10 Reasons Wrestling Will Never Ever Top The 90s
5. The Finish Was The Finish
Ironically, two of the decade's biggest stars, Steve Austin and The Rock, first eroded the effectiveness of the finishing move. There was a smattering of kick-outs before those two popularised the trope in their WrestleMania battles for company supremacy, but the impact of moves actually meant something before Sami Zayn managed to convince only himself that the Blue Thunder Bomb might win him a match.
Even in All Japan Pro Wrestling, where finisher kick-outs became commonplace to imbue the epic, brutal matches with searing drama, 90s legends like Mitsuharu Misawa et al. respected the tradition by creating a new tier of super-finishers. Bret Hart often protected his Sharpshooter finish by barely using it, winning many of his matches with a last-gasp pin. Moves were protected, and thus meant more.

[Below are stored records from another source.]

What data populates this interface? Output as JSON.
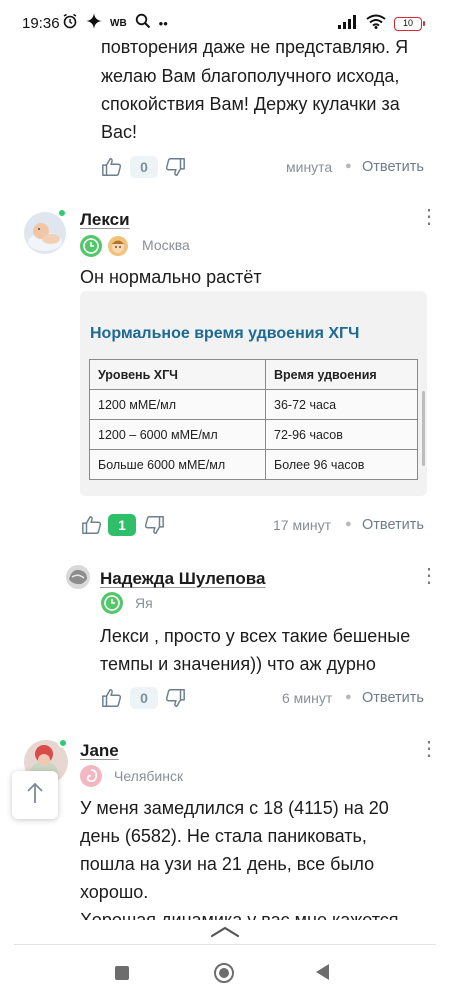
{
  "status_bar": {
    "time": "19:36",
    "left_icons": [
      "alarm-icon",
      "sparkle-icon",
      "wb-icon",
      "search-icon",
      "more-icon"
    ],
    "wb_label": "WB",
    "battery_level": "10"
  },
  "comments": [
    {
      "id": "prev",
      "text_lines": [
        "повторения даже не представляю. Я",
        "желаю Вам благополучного исхода,",
        "спокойствия Вам! Держу кулачки за",
        "Вас!"
      ],
      "votes": "0",
      "time": "минута",
      "reply_label": "Ответить"
    },
    {
      "id": "leksi",
      "author": "Лекси",
      "city": "Москва",
      "text": "Он нормально растёт",
      "votes": "1",
      "time": "17 минут",
      "reply_label": "Ответить",
      "image": {
        "title": "Нормальное время удвоения ХГЧ",
        "headers": [
          "Уровень ХГЧ",
          "Время удвоения"
        ],
        "rows": [
          [
            "1200 мМЕ/мл",
            "36-72 часа"
          ],
          [
            "1200 – 6000 мМЕ/мл",
            "72-96 часов"
          ],
          [
            "Больше 6000 мМЕ/мл",
            "Более 96 часов"
          ]
        ]
      }
    },
    {
      "id": "nadezhda",
      "author": "Надежда Шулепова",
      "city": "Яя",
      "text_lines": [
        "Лекси , просто у всех такие бешеные",
        "темпы и значения)) что аж дурно"
      ],
      "votes": "0",
      "time": "6 минут",
      "reply_label": "Ответить"
    },
    {
      "id": "jane",
      "author": "Jane",
      "city": "Челябинск",
      "text_lines": [
        "У меня замедлился с 18 (4115) на 20",
        "день (6582). Не стала паниковать,",
        "пошла на узи на 21 день, все было",
        "хорошо.",
        "Хорошая динамика у вас мне кажется"
      ]
    }
  ],
  "colors": {
    "accent_green": "#2fbf6b",
    "online_dot": "#2ecc71",
    "table_title": "#1d6a92",
    "meta_grey": "#8a8f96",
    "reply_grey": "#6e7c8c"
  }
}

The trope has reached a point of saturation, exacerbated by Shawn Michaels and the Undertaker at either side of the 2010s - so much so that a rule of three now exists. With the infamous exception of The Undertaker at WrestleMania XXX, the third time is always the charm, and it's ironic. The trend started life as a way of extracting drama and uncertainty, and it's on its a*se because the formula of three remains so rigid.
Less was more across the board.
Stipulations were used infrequently and because the storyline demanded them. Like the Intercontinental Title, it's all backwards now. Special attractions are no longer special because they're too commonplace. Feuds are contrived into stipulations when it should be the other way 'round.